Jerry went no more to the telephone. I kept an eye on it and I know. And when his car went out, Una or Jack went with him. Three days passed with no telephone calls from Briar Hills. When Jerry’s guests were with him, the duties of hospitality seemed sacred to him and he left nothing undone for their comfort or entertainment. At night Una sang to us, and Jerry was himself, but during most of the day he moved mechanically, only speaking to Jack or me when directly addressed.
“Acts like a sleepwalker,” said Jack to me. “It’s hypnotic, sheer moon-madness!”
Only Una had the power to draw him out of himself. He always had a smile for her and a friendly word, but I knew that she knew that she had failed. Jerry was possessed of a devil, a she-devil, that none of the familiar friendly gods could cast out.
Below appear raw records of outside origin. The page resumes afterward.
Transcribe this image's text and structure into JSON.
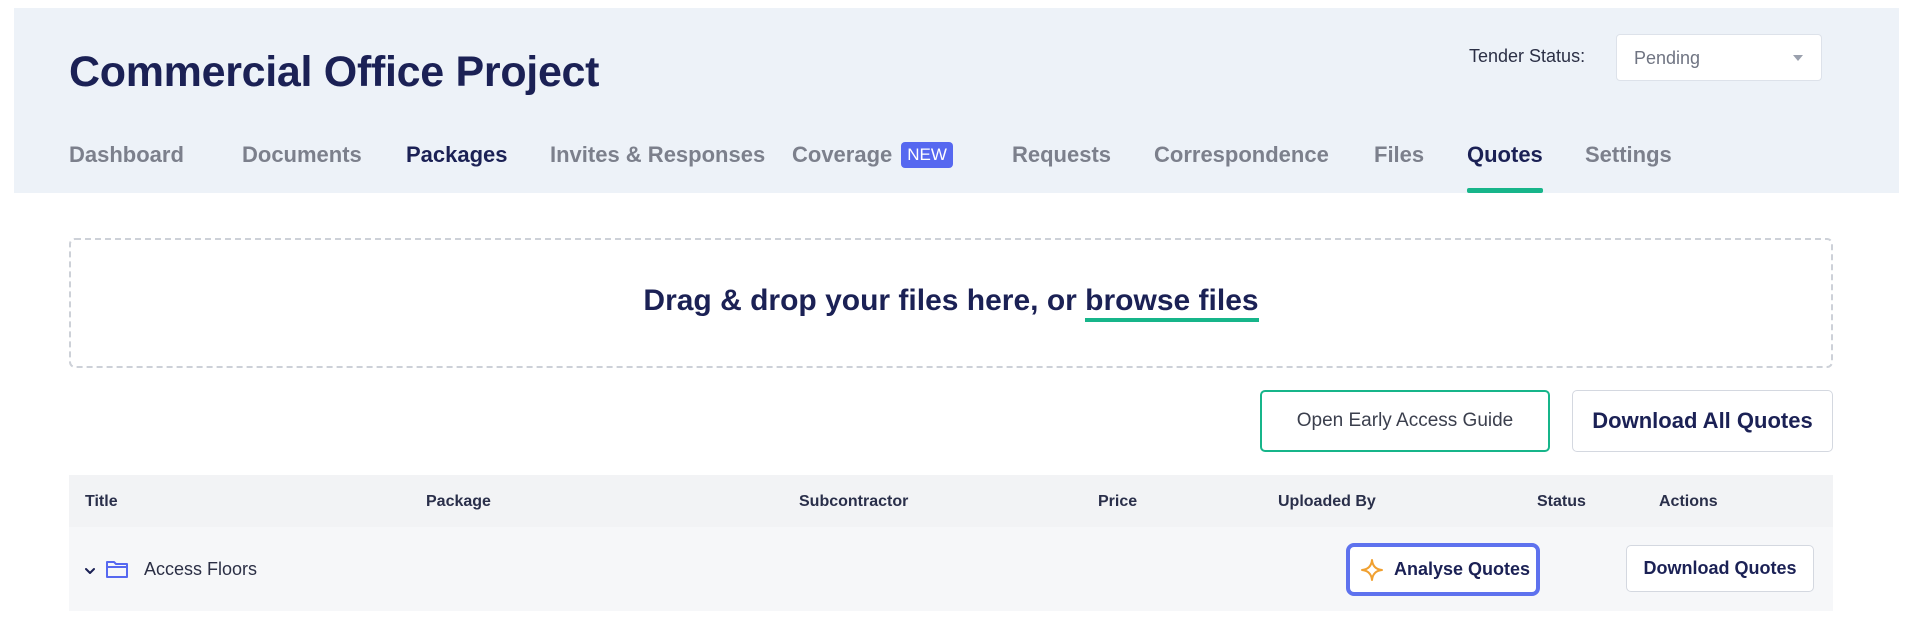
{
  "project": {
    "title": "Commercial Office Project"
  },
  "tender": {
    "label": "Tender Status:",
    "value": "Pending"
  },
  "tabs": [
    {
      "label": "Dashboard"
    },
    {
      "label": "Documents"
    },
    {
      "label": "Packages"
    },
    {
      "label": "Invites & Responses"
    },
    {
      "label": "Coverage",
      "badge": "NEW"
    },
    {
      "label": "Requests"
    },
    {
      "label": "Correspondence"
    },
    {
      "label": "Files"
    },
    {
      "label": "Quotes",
      "active": true
    },
    {
      "label": "Settings"
    }
  ],
  "dropzone": {
    "text": "Drag & drop your files here, or ",
    "link": "browse files"
  },
  "actions": {
    "guide": "Open Early Access Guide",
    "download_all": "Download All Quotes"
  },
  "table": {
    "columns": [
      "Title",
      "Package",
      "Subcontractor",
      "Price",
      "Uploaded By",
      "Status",
      "Actions"
    ],
    "rows": [
      {
        "title": "Access Floors",
        "analyse_label": "Analyse Quotes",
        "download_label": "Download Quotes"
      }
    ]
  },
  "colors": {
    "accent": "#17b58a",
    "brand": "#1b2155",
    "highlight": "#5e72ee",
    "badge": "#5668f0",
    "spark": "#f0a030"
  },
  "icons": {
    "expand": "chevron-down-icon",
    "folder": "folder-icon",
    "analyse": "sparkle-icon",
    "tender_select": "caret-down-icon"
  }
}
The end came soon and with a startling suddenness. We were out driving in Jack’s motor one morning before lunch, Jack at the wheel, with Una beside him, Jerry and I in the rear seat, when in passing along a quiet road not far from Briar Hills, we saw at some distance ahead of us and going our way, a red runabout, containing a man and a girl. Jack was running the car very slowly, as the road was none too good, and we ran close up behind the pair before they were aware of us. I saw Jerry lean forward in his seat, peering with the strange set look I had recently seen so often in his eyes. I followed his gaze and, as I looked, the man in the red car put his arm around the girl’s neck and she raised her chin and they kissed. All of us saw it. Jack chuckled and blew his horn violently. The pair drew apart suddenly and the man tried quickly to get away, but Jack with a laugh had already put on the power and we passed them before they could get up speed. The girl hid her face but the man was Channing Lloyd.